[FULL-SIZE] -- [Medium-Size]
“‘Get about your business each of you to his own country, without entering any fort that holds out against us; for if you do so, and I get hold of you, I will deliver you up to Jocelin, who will shave you without a razor.’ ‘My lord,’ answered Raymonet, ‘if we thus depart we must carry away what belongs to us, and what we have gained by arms and with great risk.’ The duke paused awhile, and then said, ‘I consent that you take with you whatever you can carry before you in trunks and on sumpter horses, but not otherwise; and if you have any prisoners, they must be given up to us.’ ‘I agree,’ said Raymonet. Such was the treaty, as you hear me relate it; and all who were in the castle departed, after surrendering it to the Duke of Anjou, and carrying all they could with them. They returned to their own country, or elsewhere, in search of adventures.”
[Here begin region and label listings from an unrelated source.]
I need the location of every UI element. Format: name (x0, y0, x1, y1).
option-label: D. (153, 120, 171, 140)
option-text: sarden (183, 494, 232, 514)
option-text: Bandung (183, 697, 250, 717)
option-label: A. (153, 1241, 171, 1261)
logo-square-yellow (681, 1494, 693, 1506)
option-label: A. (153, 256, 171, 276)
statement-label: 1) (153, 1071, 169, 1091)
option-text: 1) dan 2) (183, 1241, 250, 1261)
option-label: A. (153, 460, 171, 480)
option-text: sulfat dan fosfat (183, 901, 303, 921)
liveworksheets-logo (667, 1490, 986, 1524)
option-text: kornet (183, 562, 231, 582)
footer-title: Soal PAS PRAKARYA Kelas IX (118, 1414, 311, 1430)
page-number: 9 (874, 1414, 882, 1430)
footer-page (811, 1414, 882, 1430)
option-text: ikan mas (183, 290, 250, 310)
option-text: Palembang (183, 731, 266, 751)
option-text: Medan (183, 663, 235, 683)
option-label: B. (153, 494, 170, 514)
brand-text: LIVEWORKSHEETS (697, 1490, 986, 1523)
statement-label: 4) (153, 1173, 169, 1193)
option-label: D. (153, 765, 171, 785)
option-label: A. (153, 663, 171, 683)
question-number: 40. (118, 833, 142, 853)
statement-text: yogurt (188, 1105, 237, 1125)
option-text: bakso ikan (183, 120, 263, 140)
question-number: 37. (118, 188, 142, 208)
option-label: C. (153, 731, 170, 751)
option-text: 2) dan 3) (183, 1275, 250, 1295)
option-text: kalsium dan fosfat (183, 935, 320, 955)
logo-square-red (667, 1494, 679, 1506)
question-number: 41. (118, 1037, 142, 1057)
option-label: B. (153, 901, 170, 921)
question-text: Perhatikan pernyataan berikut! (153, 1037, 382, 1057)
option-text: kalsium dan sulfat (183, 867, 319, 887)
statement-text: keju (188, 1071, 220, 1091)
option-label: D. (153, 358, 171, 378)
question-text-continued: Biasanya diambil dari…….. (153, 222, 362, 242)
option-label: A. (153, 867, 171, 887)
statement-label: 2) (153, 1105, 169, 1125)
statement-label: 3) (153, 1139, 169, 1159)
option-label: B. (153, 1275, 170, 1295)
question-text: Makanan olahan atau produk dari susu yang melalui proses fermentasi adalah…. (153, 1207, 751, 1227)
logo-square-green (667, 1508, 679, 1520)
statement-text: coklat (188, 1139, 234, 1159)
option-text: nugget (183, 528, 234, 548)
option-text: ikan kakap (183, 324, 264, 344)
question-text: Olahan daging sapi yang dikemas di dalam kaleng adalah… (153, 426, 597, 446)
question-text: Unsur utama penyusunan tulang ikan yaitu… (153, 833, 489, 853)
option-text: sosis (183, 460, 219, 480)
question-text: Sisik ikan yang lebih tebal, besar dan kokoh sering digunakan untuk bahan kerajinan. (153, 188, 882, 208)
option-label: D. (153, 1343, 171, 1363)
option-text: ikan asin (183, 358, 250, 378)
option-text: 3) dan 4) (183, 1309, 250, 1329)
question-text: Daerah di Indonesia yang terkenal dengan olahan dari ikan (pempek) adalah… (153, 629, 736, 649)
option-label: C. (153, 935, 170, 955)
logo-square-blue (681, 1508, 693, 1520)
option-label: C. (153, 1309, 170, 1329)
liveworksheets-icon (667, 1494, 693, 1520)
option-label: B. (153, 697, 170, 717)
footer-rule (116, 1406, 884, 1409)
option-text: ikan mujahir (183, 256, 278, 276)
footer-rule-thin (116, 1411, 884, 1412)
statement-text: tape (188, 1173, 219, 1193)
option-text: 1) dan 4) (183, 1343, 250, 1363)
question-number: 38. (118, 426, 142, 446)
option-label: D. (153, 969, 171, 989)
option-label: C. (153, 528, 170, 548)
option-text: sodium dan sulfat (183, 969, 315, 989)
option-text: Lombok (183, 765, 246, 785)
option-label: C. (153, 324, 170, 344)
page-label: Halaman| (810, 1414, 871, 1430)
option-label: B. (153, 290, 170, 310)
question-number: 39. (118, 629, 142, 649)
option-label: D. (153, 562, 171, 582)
These good folk who wished to keep the fruits of their labor, had spent their time “in fleecing the merchants” of Catalonia, as well as of France, “and in making war on and harrying them of Bagnères and Bigorre.” Bagnères was then “a good, big, closed city.” People fortified everywhere, because there was fighting everywhere. They went out only with a safe-conduct and an escort: instead of gendarmes they met plunderers; instead of umbrellas they carried off lances. A secure house was a fine house; when a man had immured himself in a thick tower built like a well, he breathed freely, he felt at his ease. Those were the good old times, as every one knows.
III.
Encausse is very near here, at the turn of the road. Chapelle and Bachaumont came there to restore their stomachs, which needed and deserved it well, for they used them more than some do. They wrote their travels, and their style flows as easily as their life.